Finding life in a cold-water companion
Review of My Octopus Teacher, directed by Craig Foster.
When South African documentary filmmaker Craig Foster fell into a personal Slough of Despond, he came close to drowning emotionally and mentally. Netflix’s 85-minute My Octopus Teacher records his year-long recovery with daily baptisms in the eight-degree Centigrade sea off Cape Town. There he discovered he was not alone. As baptism declares, he died to his solipsistic self, rediscovering life with his son, if not fully with his wife.
Wearing swimming trunks, equipped only with fins, mask, snorkel and an unseen cameraperson, Foster cleanses his naked spirit in these daily 20-minute dives into a protected kelp forest. There an octopus – anthropomorphically or in an imaginative mollusk-human bond – pulls Foster out of his deep funk. Calling the octopus “she” throughout, Foster follows her brief year-long life, during which she loses an arm in a shark attack, though it soon regenerates.
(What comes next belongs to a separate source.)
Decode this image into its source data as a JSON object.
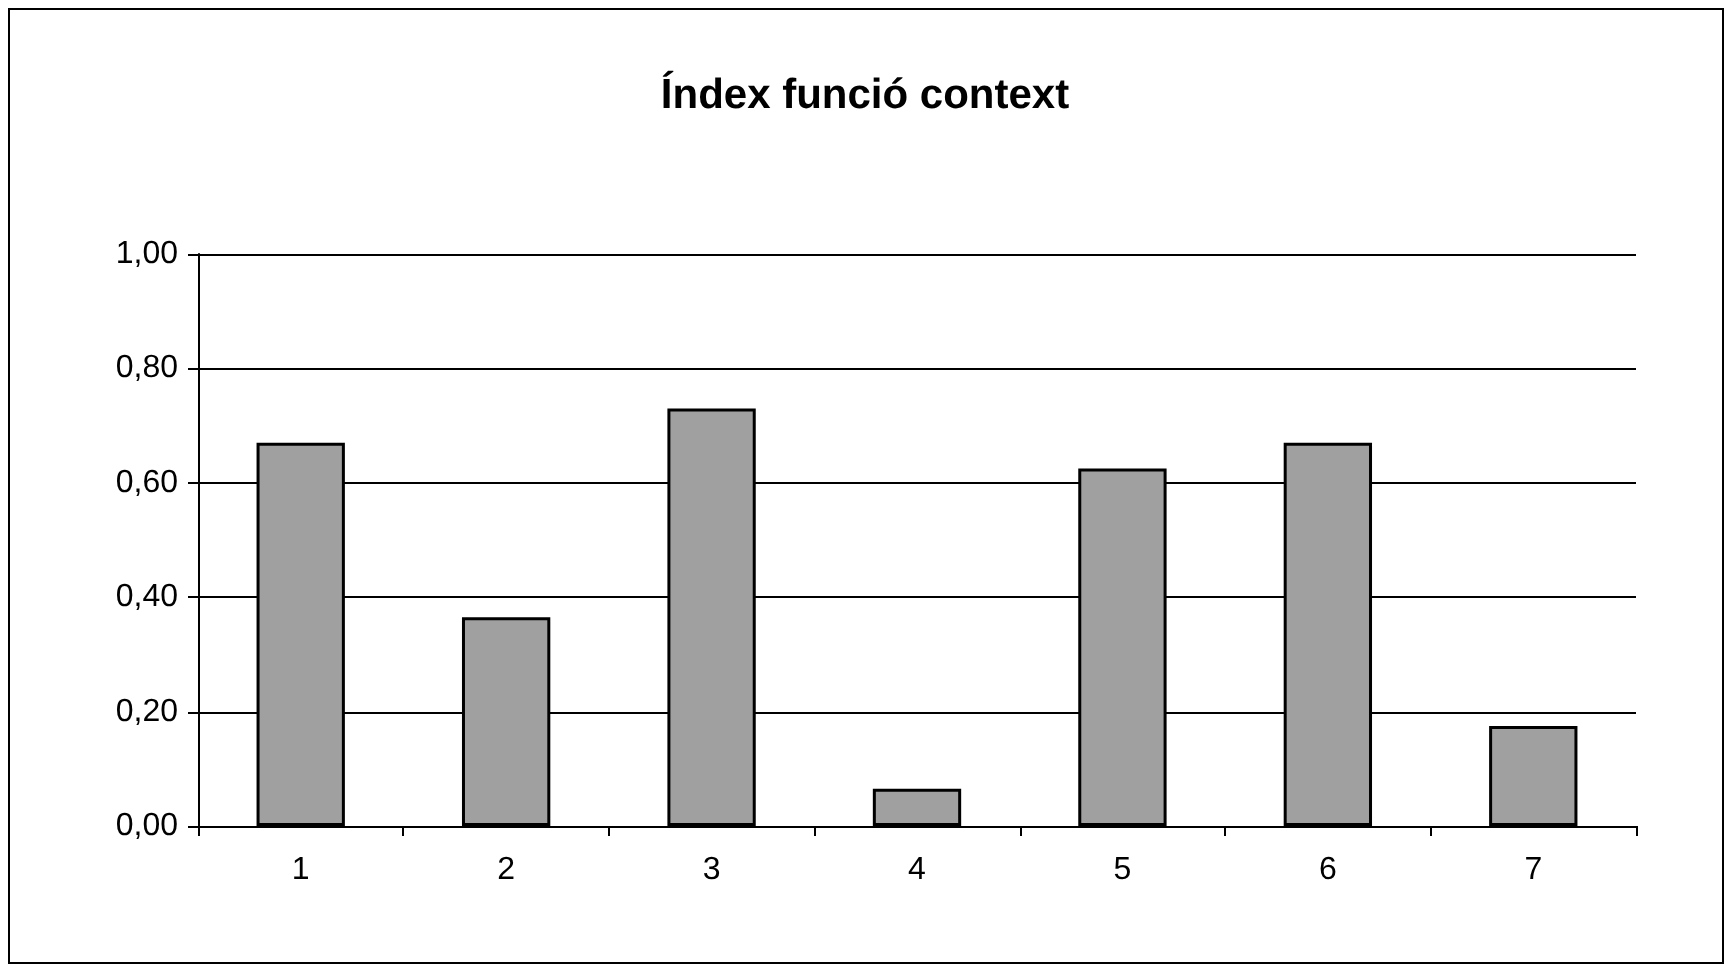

Did she actually come to know Foster in some way? Foster’s images argue that convincingly, with one scene showing her clasping his hand with her tentacles.
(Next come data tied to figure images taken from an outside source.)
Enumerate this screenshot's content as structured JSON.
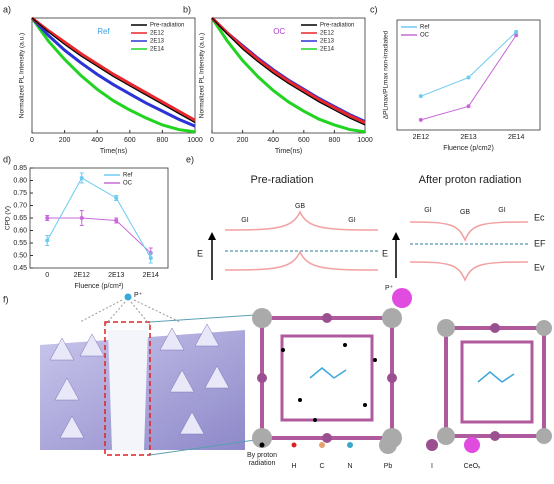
{
  "chart_data": [
    {
      "type": "line",
      "label": "a)",
      "title": "Ref",
      "title_color": "#3aa0e0",
      "xlabel": "Time(ns)",
      "ylabel": "Normalized PL Intensity (a.u.)",
      "x": [
        0,
        100,
        200,
        300,
        400,
        500,
        600,
        700,
        800,
        900,
        1000
      ],
      "xlim": [
        0,
        1000
      ],
      "xticks": [
        0,
        200,
        400,
        600,
        800,
        1000
      ],
      "ylim": [
        0,
        1
      ],
      "legend": "upper right",
      "series": [
        {
          "name": "Pre-radiation",
          "color": "#000000",
          "values": [
            1,
            0.88,
            0.77,
            0.67,
            0.58,
            0.49,
            0.41,
            0.33,
            0.25,
            0.17,
            0.09
          ]
        },
        {
          "name": "2E12",
          "color": "#e8262b",
          "values": [
            1,
            0.89,
            0.79,
            0.69,
            0.6,
            0.51,
            0.43,
            0.35,
            0.27,
            0.19,
            0.11
          ]
        },
        {
          "name": "2E13",
          "color": "#2b33d6",
          "values": [
            1,
            0.85,
            0.72,
            0.61,
            0.51,
            0.42,
            0.34,
            0.26,
            0.19,
            0.12,
            0.06
          ]
        },
        {
          "name": "2E14",
          "color": "#22d422",
          "values": [
            1,
            0.8,
            0.64,
            0.5,
            0.38,
            0.28,
            0.2,
            0.13,
            0.07,
            0.03,
            0.01
          ]
        }
      ]
    },
    {
      "type": "line",
      "label": "b)",
      "title": "OC",
      "title_color": "#b040d0",
      "xlabel": "Time(ns)",
      "ylabel": "Normalized PL Intensity (a.u.)",
      "x": [
        0,
        100,
        200,
        300,
        400,
        500,
        600,
        700,
        800,
        900,
        1000
      ],
      "xlim": [
        0,
        1000
      ],
      "xticks": [
        0,
        200,
        400,
        600,
        800,
        1000
      ],
      "ylim": [
        0,
        1
      ],
      "legend": "upper right",
      "series": [
        {
          "name": "Pre-radiation",
          "color": "#000000",
          "values": [
            1,
            0.86,
            0.73,
            0.62,
            0.52,
            0.43,
            0.35,
            0.27,
            0.2,
            0.13,
            0.07
          ]
        },
        {
          "name": "2E12",
          "color": "#e8262b",
          "values": [
            1,
            0.87,
            0.75,
            0.64,
            0.54,
            0.45,
            0.37,
            0.29,
            0.22,
            0.15,
            0.09
          ]
        },
        {
          "name": "2E13",
          "color": "#2b33d6",
          "values": [
            1,
            0.87,
            0.76,
            0.65,
            0.55,
            0.46,
            0.38,
            0.3,
            0.23,
            0.16,
            0.1
          ]
        },
        {
          "name": "2E14",
          "color": "#22d422",
          "values": [
            1,
            0.8,
            0.63,
            0.49,
            0.37,
            0.27,
            0.19,
            0.12,
            0.07,
            0.03,
            0.01
          ]
        }
      ]
    },
    {
      "type": "line",
      "label": "c)",
      "xlabel": "Fluence (p/cm2)",
      "ylabel": "ΔPLmax/PLmax non-irradiated",
      "categories": [
        "2E12",
        "2E13",
        "2E14"
      ],
      "ylim": [
        0.1,
        0.75
      ],
      "legend": "upper left",
      "markers": true,
      "series": [
        {
          "name": "Ref",
          "color": "#6ccbf0",
          "values": [
            0.3,
            0.41,
            0.68
          ]
        },
        {
          "name": "OC",
          "color": "#c76ad9",
          "values": [
            0.16,
            0.24,
            0.66
          ]
        }
      ]
    },
    {
      "type": "line",
      "label": "d)",
      "xlabel": "Fluence (p/cm²)",
      "ylabel": "CPD (V)",
      "categories": [
        "0",
        "2E12",
        "2E13",
        "2E14"
      ],
      "ylim": [
        0.45,
        0.85
      ],
      "yticks": [
        0.45,
        {
          "value": 0.5,
          "label": "0.50"
        },
        0.55,
        {
          "value": 0.6,
          "label": "0.60"
        },
        0.65,
        {
          "value": 0.7,
          "label": "0.70"
        },
        0.75,
        {
          "value": 0.8,
          "label": "0.80"
        },
        0.85
      ],
      "legend": "upper right",
      "markers": true,
      "series": [
        {
          "name": "Ref",
          "color": "#6ccbf0",
          "values": [
            0.56,
            0.81,
            0.73,
            0.49
          ],
          "errors": [
            0.02,
            0.02,
            0.01,
            0.02
          ]
        },
        {
          "name": "OC",
          "color": "#c76ad9",
          "values": [
            0.65,
            0.65,
            0.64,
            0.51
          ],
          "errors": [
            0.01,
            0.03,
            0.01,
            0.02
          ]
        }
      ]
    }
  ],
  "diagram_e": {
    "label": "e)",
    "pre": {
      "title": "Pre-radiation",
      "gb": "GB",
      "gi_left": "GI",
      "gi_right": "GI",
      "energy": "E"
    },
    "after": {
      "title": "After proton radiation",
      "gb": "GB",
      "gi_left": "GI",
      "gi_right": "GI",
      "energy": "E",
      "ec": "Ec",
      "ef": "EF",
      "ev": "Ev"
    }
  },
  "diagram_f": {
    "label": "f)",
    "proton": "P⁺",
    "legend": [
      "By proton radiation",
      "H",
      "C",
      "N",
      "Pb",
      "I",
      "CeOₓ"
    ]
  }
}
Though critics panned it as lightweight, My Octopus won the Oscar for Best Documentary Feature. I’ve watched it twice, might do a third. Enough heavyweight COVID drama already. Let My Octopus wrap its arms around our hearts, reminding us that the oddest of God’s creatures reflect divine creativity and mysterious love.
Jim Dekker loves snorkeling, but craves tropical waters.